Bir yan kuruluşun departman başkanı için fazlasıyla yüksek bir meblağ teklif ediyordu. Han Myungoh’un bağlı kuruluşun liderinin en küçük oğlu olduğuna dair bir söylenti vardı ve şimdi bunun doğru olabileceğini düşündüm. Cüzdanımda bu kadar çok çek taşıyamazdım.
[Hrmm, bana para mı veriyorsun?]
“B-Bu doğru! Şu anda sahip olduğum nakit çok değil ama… Buradan çıkmama izin verirsen sana her şeyi verebilirim. ”
[Para, güzel. Pek çok insanın karşılıklı olarak kabul ettiği bir bitki lifi.]
Bölüm başkanının ifadesi parladı. Bu bir “Gerçekten, para her şeydir” ifadesiydi. Ne kadar acınası.
“Şimdi, tüm sahip olduğum bu …”
[Yalnızca sizin zamanınız ve mekanınız için geçerlidir.]
“Ha?”
Bir sonraki anda havada alevler belirdi ve bölüm başkanının ellerindeki çekler yandı. Bölüm Başkanı Han bir çığlık attı.
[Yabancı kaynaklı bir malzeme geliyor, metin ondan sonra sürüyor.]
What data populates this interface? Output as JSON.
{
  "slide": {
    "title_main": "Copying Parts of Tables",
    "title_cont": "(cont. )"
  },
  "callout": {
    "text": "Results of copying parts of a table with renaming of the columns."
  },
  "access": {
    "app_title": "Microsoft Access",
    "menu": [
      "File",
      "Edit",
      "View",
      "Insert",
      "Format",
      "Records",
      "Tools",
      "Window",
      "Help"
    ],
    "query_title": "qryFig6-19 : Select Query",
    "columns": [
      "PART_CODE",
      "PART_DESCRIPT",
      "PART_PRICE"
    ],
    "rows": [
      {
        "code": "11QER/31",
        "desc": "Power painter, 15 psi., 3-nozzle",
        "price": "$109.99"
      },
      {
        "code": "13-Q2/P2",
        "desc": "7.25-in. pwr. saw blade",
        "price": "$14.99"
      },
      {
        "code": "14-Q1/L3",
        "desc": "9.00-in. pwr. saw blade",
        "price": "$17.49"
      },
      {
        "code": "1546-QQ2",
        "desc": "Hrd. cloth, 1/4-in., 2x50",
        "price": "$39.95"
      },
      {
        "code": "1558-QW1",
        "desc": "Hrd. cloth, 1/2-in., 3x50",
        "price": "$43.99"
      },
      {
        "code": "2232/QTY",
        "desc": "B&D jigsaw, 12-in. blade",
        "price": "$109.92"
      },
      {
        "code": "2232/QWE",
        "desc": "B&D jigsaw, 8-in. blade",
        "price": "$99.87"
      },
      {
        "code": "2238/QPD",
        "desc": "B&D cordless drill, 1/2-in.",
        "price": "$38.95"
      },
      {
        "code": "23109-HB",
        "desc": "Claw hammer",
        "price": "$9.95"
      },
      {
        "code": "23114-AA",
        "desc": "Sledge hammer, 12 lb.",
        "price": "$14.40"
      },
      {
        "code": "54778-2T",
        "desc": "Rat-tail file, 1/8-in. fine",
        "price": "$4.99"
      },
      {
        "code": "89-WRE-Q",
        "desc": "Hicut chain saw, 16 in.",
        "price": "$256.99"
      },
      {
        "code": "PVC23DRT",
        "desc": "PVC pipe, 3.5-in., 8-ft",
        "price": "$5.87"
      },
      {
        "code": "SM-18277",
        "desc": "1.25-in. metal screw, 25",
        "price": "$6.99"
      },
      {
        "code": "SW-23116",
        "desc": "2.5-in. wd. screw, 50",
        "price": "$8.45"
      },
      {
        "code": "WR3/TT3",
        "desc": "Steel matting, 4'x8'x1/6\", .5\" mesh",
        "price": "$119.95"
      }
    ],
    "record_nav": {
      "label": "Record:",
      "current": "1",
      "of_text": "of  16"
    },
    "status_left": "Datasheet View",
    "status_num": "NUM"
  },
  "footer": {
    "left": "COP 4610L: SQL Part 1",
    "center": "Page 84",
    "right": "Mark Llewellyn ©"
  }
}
[Bu kağıdın makrokozmos dünyasında hiçbir değeri yok. Bunu bir kez daha yaparsan kafanı uçururum.]
“U-Uhhh…” Korku, mevcut insanların yüzlerine bir kez daha yayıldı. Düşündüklerini okumak kolaydı çünkü tıpkı roman gibiydi.
「Şimdi ne olacak? 」
Gelecekte ne olacağını sadece ben biliyordum.
[Vay be, gürültülü olduğunuz zamanlarda borç birikiyor. İyi evet. Yüzlerce kez açıklamak yerine, kendi kendinize para kazanmanız daha hızlı değil mi?]
Dokkaebi’nin boynuzları anten gibi yükseldi ve gövdesi trenin tavanına doğru süzüldü.
Bir dakika sonra bir mesaj çınladı.
[# BI-7623 kanalı açık.]
[Takımyıldızlar girdi.]
Herkesin boş gözlerinin önünde küçük bir pencere belirdi.
[Ana senaryo geldi!]
[Ana Senaryo 1 – Değer Kanıtı]
Kategori: Ana
Zorluk: F
Temizleme Koşulları: Bir ya da daha fazla yaratığı öldür.
Süre: 30 Dakika
Ödül: 300 Coin
Başarısızlık: Ölüm
+
Dokkaebi, şeffaflaşıp boşluğa doğru kaybolurken hafifçe gülümsedi.
[O halde herkese bol şans. Lütfen bana ilginç bir hikaye gösterin.]